India’s festive season continues to be the most crucial period for e-commerce platforms, with sales volumes growing and consumer behaviour evolving rapidly over the last three years, according to data from Unicommerce.
The company said its analysis was based on more than 210 million festive transactions processed through its flagship Uniware platform between 2022 and 2024. It noted that the festive sale window, once confined to just over a week, has now stretched into a month-long shopping cycle, beginning ahead of Navratri and continuing through Dussehra, Karwa Chauth, Diwali and Bhai Dooj. This shift, it observed, had transformed festive shopping into an extended celebration rather than a single event.
The company added that while metros and Tier-1 cities were the key growth drivers in the early years, smaller towns had become central to festive demand. In 2022 and 2023, metros and Tier-1 markets grew faster, but in 2024, growth in larger cities slowed considerably while Tier-2 and Tier-3 towns collectively saw stronger expansion. These smaller towns now contribute more than half of total festive orders, reflecting the deepening penetration of online retail across Bharat.
Unicommerce also highlighted that fashion and accessories remained the most popular categories during the festive period, with states such as Karnataka and Maharashtra leading in volumes due to a strong cultural preference for festive apparel. Payment behaviour has also shifted, with prepaid transactions becoming the norm. In metros and Tier-1 cities, prepaid orders accounted for nearly four in five festive purchases in 2023 and remained high in 2024. Smaller towns, too, showed growing trust in digital payments, narrowing the urban-rural digital divide.
Looking ahead, the company said festive 2025 was expected to benefit from recent GST changes that lowered rates across FMCG products, textiles and consumer appliances. It added that businesses were likely to push products that had moved to lower tax slabs, aligning with rising value-consciousness among consumers.
Quick-commerce and artificial intelligence are also set to play an increasingly pivotal role.
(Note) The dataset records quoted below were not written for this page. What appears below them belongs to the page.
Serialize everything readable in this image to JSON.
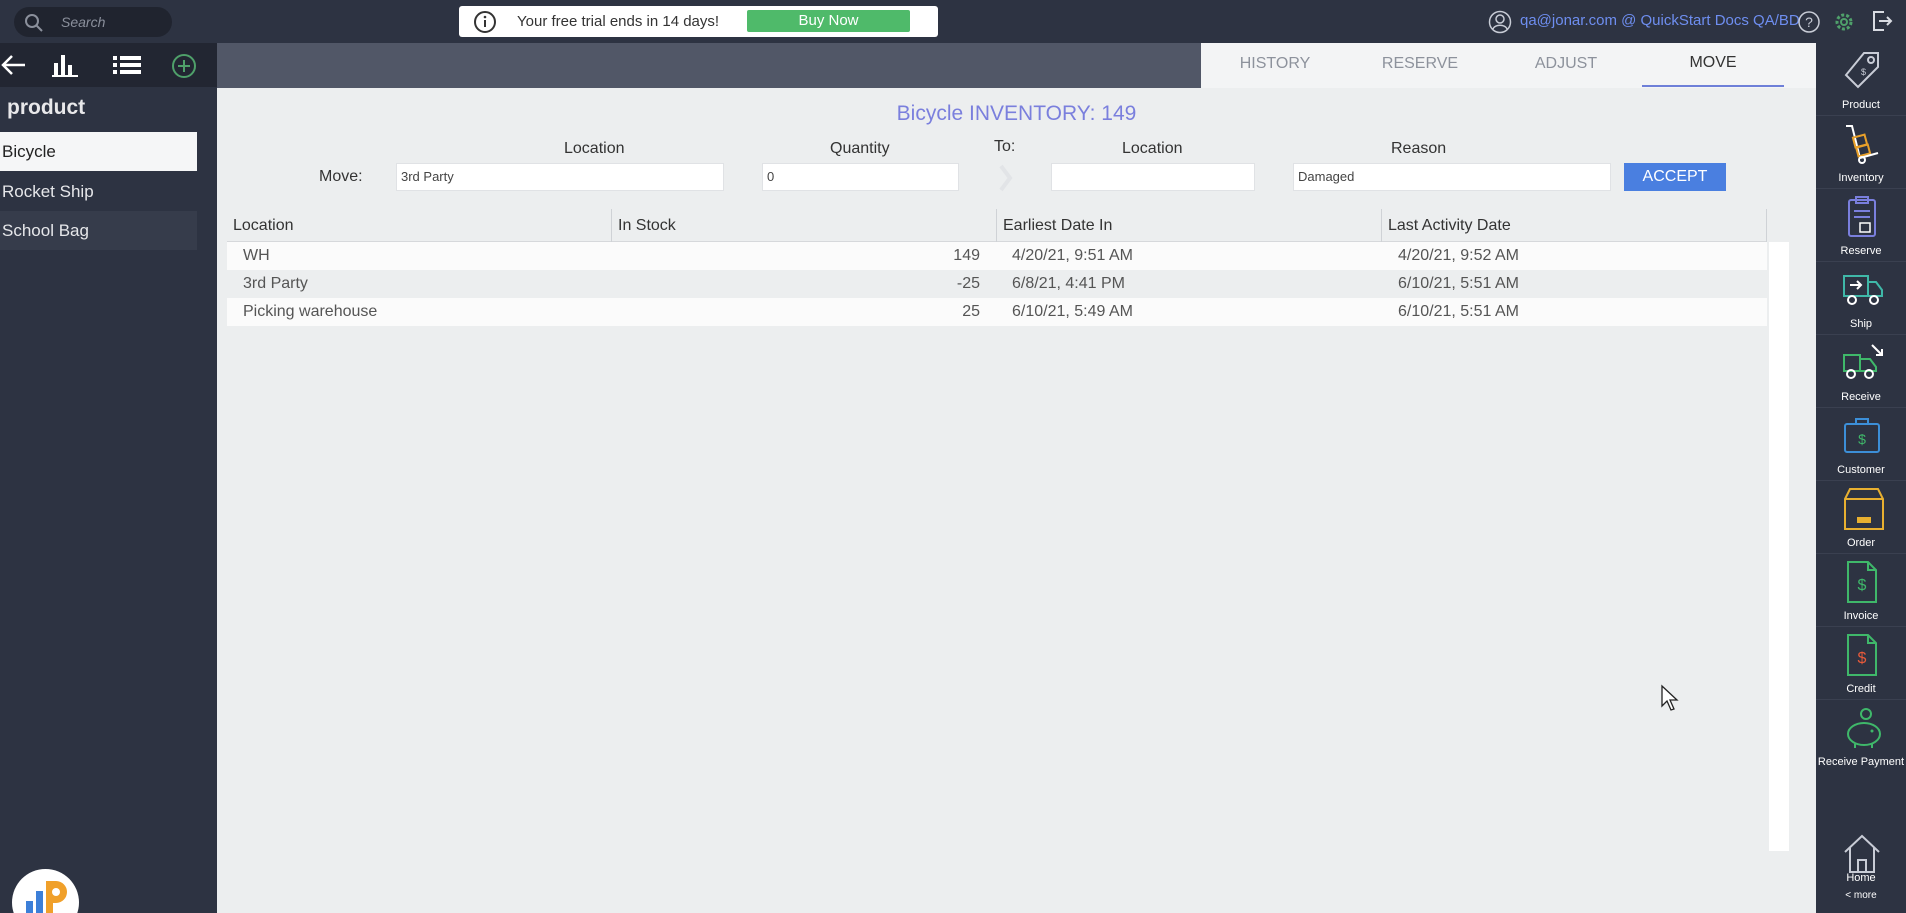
{
  "topbar": {
    "search_placeholder": "Search",
    "trial_message": "Your free trial ends in 14 days!",
    "buy_label": "Buy Now",
    "user_text": "qa@jonar.com @ QuickStart Docs QA/BD"
  },
  "sidebar": {
    "title": "product",
    "items": [
      {
        "label": "Bicycle"
      },
      {
        "label": "Rocket Ship"
      },
      {
        "label": "School Bag"
      }
    ]
  },
  "tabs": [
    {
      "label": "HISTORY"
    },
    {
      "label": "RESERVE"
    },
    {
      "label": "ADJUST"
    },
    {
      "label": "MOVE"
    }
  ],
  "main": {
    "title": "Bicycle INVENTORY: 149",
    "move_label": "Move:",
    "to_label": "To:",
    "location_label": "Location",
    "quantity_label": "Quantity",
    "to_location_label": "Location",
    "reason_label": "Reason",
    "location_value": "3rd Party",
    "quantity_value": "0",
    "to_location_value": "",
    "reason_value": "Damaged",
    "accept_label": "ACCEPT"
  },
  "table": {
    "headers": [
      "Location",
      "In Stock",
      "Earliest Date In",
      "Last Activity Date"
    ],
    "rows": [
      {
        "location": "WH",
        "stock": "149",
        "earliest": "4/20/21, 9:51 AM",
        "last": "4/20/21, 9:52 AM"
      },
      {
        "location": "3rd Party",
        "stock": "-25",
        "earliest": "6/8/21, 4:41 PM",
        "last": "6/10/21, 5:51 AM"
      },
      {
        "location": "Picking warehouse",
        "stock": "25",
        "earliest": "6/10/21, 5:49 AM",
        "last": "6/10/21, 5:51 AM"
      }
    ]
  },
  "rightbar": {
    "items": [
      {
        "label": "Product",
        "icon": "tag-icon"
      },
      {
        "label": "Inventory",
        "icon": "hand-truck-icon"
      },
      {
        "label": "Reserve",
        "icon": "clipboard-icon"
      },
      {
        "label": "Ship",
        "icon": "truck-ship-icon"
      },
      {
        "label": "Receive",
        "icon": "truck-receive-icon"
      },
      {
        "label": "Customer",
        "icon": "briefcase-icon"
      },
      {
        "label": "Order",
        "icon": "box-icon"
      },
      {
        "label": "Invoice",
        "icon": "invoice-icon"
      },
      {
        "label": "Credit",
        "icon": "credit-icon"
      },
      {
        "label": "Receive Payment",
        "icon": "piggy-bank-icon"
      }
    ],
    "home_label": "Home",
    "more_label": "< more"
  },
  "colors": {
    "accent": "#7a7fdd",
    "buy_button": "#4fba6a",
    "accept_button": "#4a7fe0",
    "user_link": "#6e8ef0"
  }
}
Unicommerce observed that quick-commerce was reshaping festive buying habits with last-minute gifting and impulse purchases delivered within minutes, while AI tools were enhancing demand forecasting, inventory optimisation and personalised shopping experiences.
The company concluded that these trends were combining to create a festive shopping season that was not only larger in scale but also faster, smarter and more attuned to diverse consumer needs.